In der letzten Zeit fällt mir auf: Verpackungen von Eigenmarken im mittleren Preissegment (also eben nicht Ja!) sind mittlerweile mitunter so derartig hübsch gestaltet, dass teure Markenprodukte nicht mehr mithalten können. Gutes Beispiel sind die Kosmetik-Marken von Rossmann und dm. Die Spender einfacher Handflüssigseifen sehen mittlerweile so modern und schick aus, dass man sie am liebsten aufheben und wieder befüllen würde: im dunkelbraunen Apotheker-Flaschen-Look mit Etiketten in entsprechend vergilbten Farben. Teurer als die Basis (und vielleicht gar nicht besser), aber eben cooler als die oft noch teureren Weltmarken (die ja bekanntlich ebenfalls nicht automatisch besser sind). Diesen Image-Boost muss man erstmal hinkriegen.

Unterm Strich bedeutet das neue Selbstbewusstsein der Eigenmarken für die globalen Markenhersteller vor allem eins: Sie verlieren den Nimbus als Premium-Hersteller. Denn die neuen Eigenmarken sind emotional (Trend) und vernünftig (Preis). Und ist das nicht das wahre Premium für den mündigen Verbraucher?

Dass Edeka sich da besonders viel zutraut, merkt gerade Kraft Heinz. Wegen Streit um die Einkaufspreise hat Edeka den Kraft-Ketchup aus dem Sortiment geschmissen. Und will jetzt eine eigene Edeka-Ketchup-Marke entwickeln. Ich frage mich: Warum brauchen wir Kunden noch Kraft, wenn wir doch unser Edeka haben?
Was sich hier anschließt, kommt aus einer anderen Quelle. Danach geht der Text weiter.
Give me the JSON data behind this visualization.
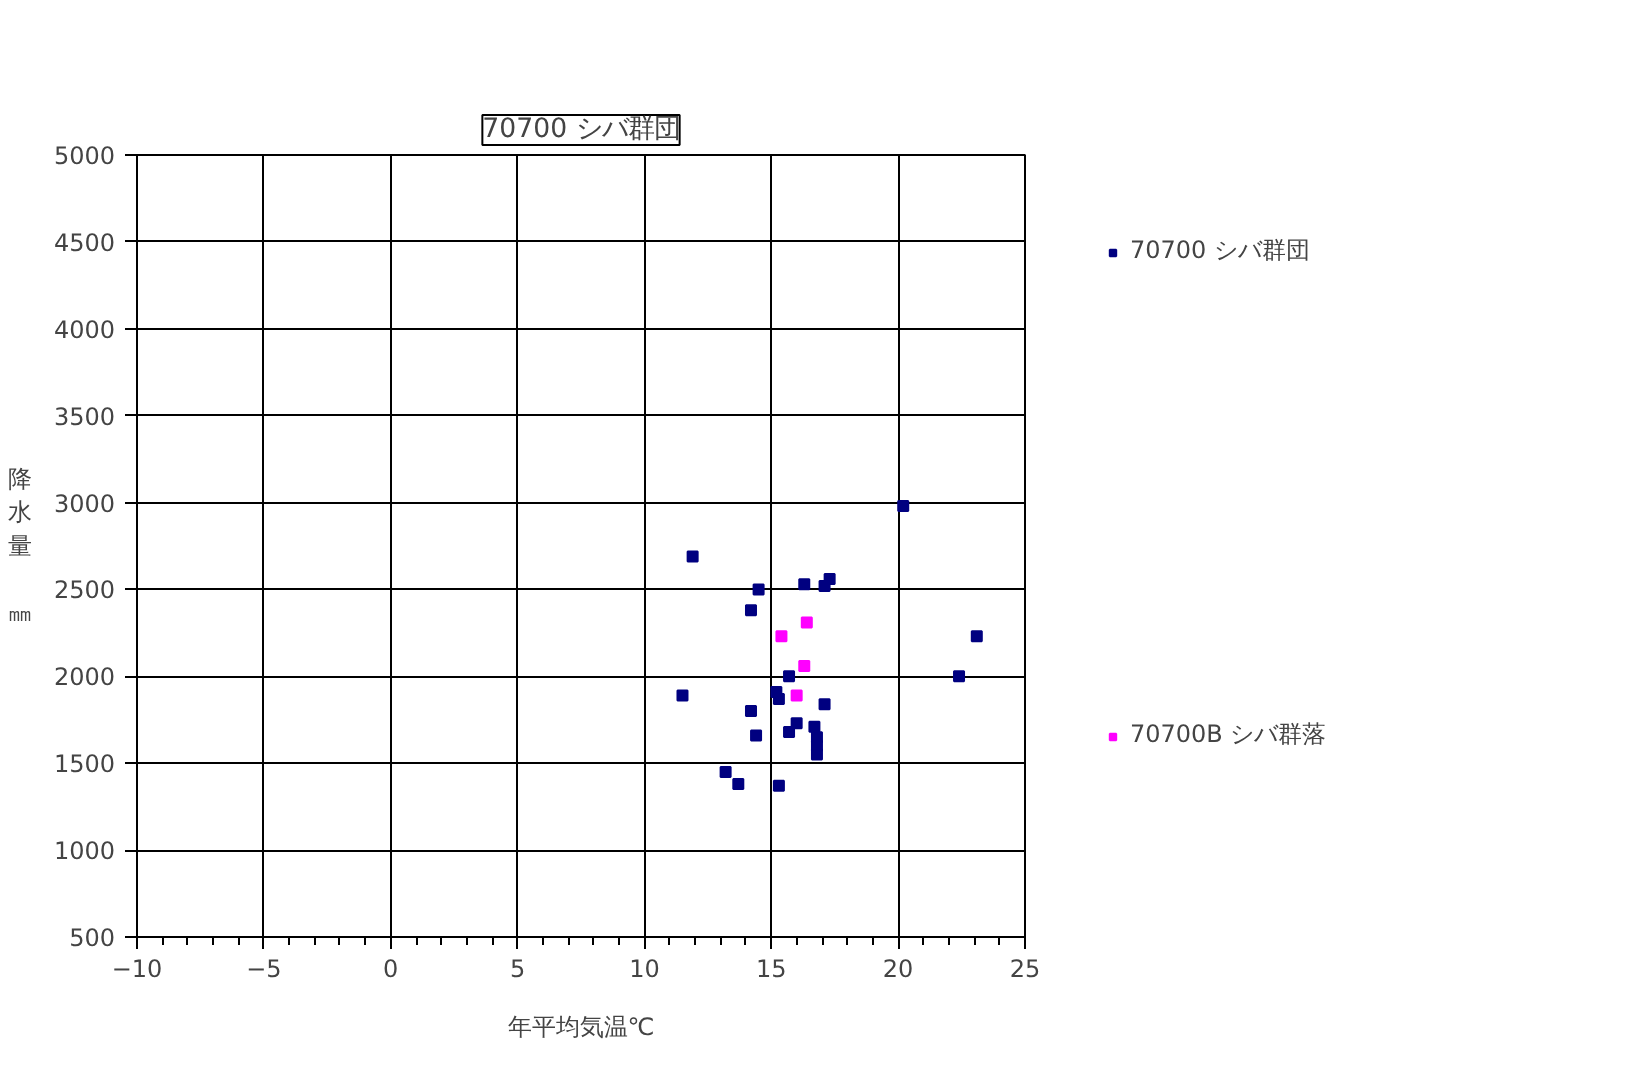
{
  "chart_data": {
    "type": "scatter",
    "title": "70700 シバ群団",
    "xlabel": "年平均気温℃",
    "ylabel": "降水量㎜",
    "xlim": [
      -10,
      25
    ],
    "xticks": [
      -10,
      -5,
      0,
      5,
      10,
      15,
      20,
      25
    ],
    "ylim": [
      500,
      5000
    ],
    "yticks": [
      500,
      1000,
      1500,
      2000,
      2500,
      3000,
      3500,
      4000,
      4500,
      5000
    ],
    "grid": true,
    "legend": "right",
    "marker": "square",
    "series": [
      {
        "name": "70700 シバ群団",
        "color": "#000080",
        "x": [
          20.2,
          11.9,
          14.5,
          16.3,
          17.3,
          17.1,
          14.2,
          23.1,
          22.4,
          15.7,
          11.5,
          15.2,
          15.3,
          17.1,
          14.2,
          16.0,
          15.7,
          16.7,
          14.4,
          16.8,
          16.8,
          16.8,
          13.2,
          13.7,
          15.3
        ],
        "values": [
          2980,
          2690,
          2500,
          2530,
          2560,
          2520,
          2380,
          2230,
          2000,
          2000,
          1890,
          1910,
          1870,
          1840,
          1800,
          1730,
          1680,
          1710,
          1660,
          1650,
          1600,
          1550,
          1450,
          1380,
          1370
        ]
      },
      {
        "name": "70700B シバ群落",
        "color": "#ff00ff",
        "x": [
          16.4,
          15.4,
          16.3,
          16.0
        ],
        "values": [
          2310,
          2230,
          2060,
          1890
        ]
      }
    ]
  }
}
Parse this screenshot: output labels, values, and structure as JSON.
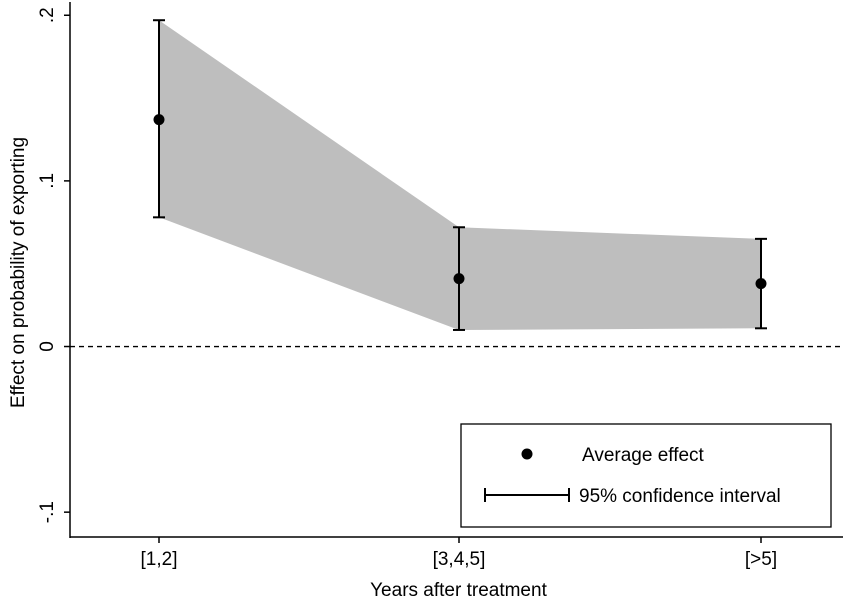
{
  "chart_data": {
    "type": "scatter",
    "title": "",
    "xlabel": "Years after treatment",
    "ylabel": "Effect on probability of exporting",
    "categories": [
      "[1,2]",
      "[3,4,5]",
      "[>5]"
    ],
    "series": [
      {
        "name": "Average effect",
        "values": [
          0.137,
          0.041,
          0.038
        ],
        "ci_lower": [
          0.078,
          0.01,
          0.011
        ],
        "ci_upper": [
          0.197,
          0.072,
          0.065
        ]
      }
    ],
    "ci_label": "95% confidence interval",
    "ylim": [
      -0.115,
      0.208
    ],
    "yticks": [
      -0.1,
      0,
      0.1,
      0.2
    ],
    "ytick_labels": [
      "-.1",
      "0",
      ".1",
      ".2"
    ],
    "reference_line": {
      "y": 0,
      "style": "dashed"
    },
    "band": "shaded confidence band between bounds",
    "grid": false,
    "legend_position": "bottom-right",
    "colors": {
      "points": "#000000",
      "band": "#bebebe",
      "errorbars": "#000000"
    }
  }
}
Die heimischen Handelsketten hier sind schließlich mittlerweile die neuen Kundenversteher. Die wissen, wie wir ticken. Und können vor allem regional drauf reagieren. Die alten Markendinosaurier von Übersee kommen da nicht mehr mit. Die entwickeln nicht selten Produkte, die den US-Amerikanern, Japanern und Franzosen gemeinsam schmecken müssen.

Oder ist, wer so denkt, einfach nur armes Opfer eines cleveren Marketings? Okay, aber dann ist doch zumindest das Eigenmarken-Marketing genial.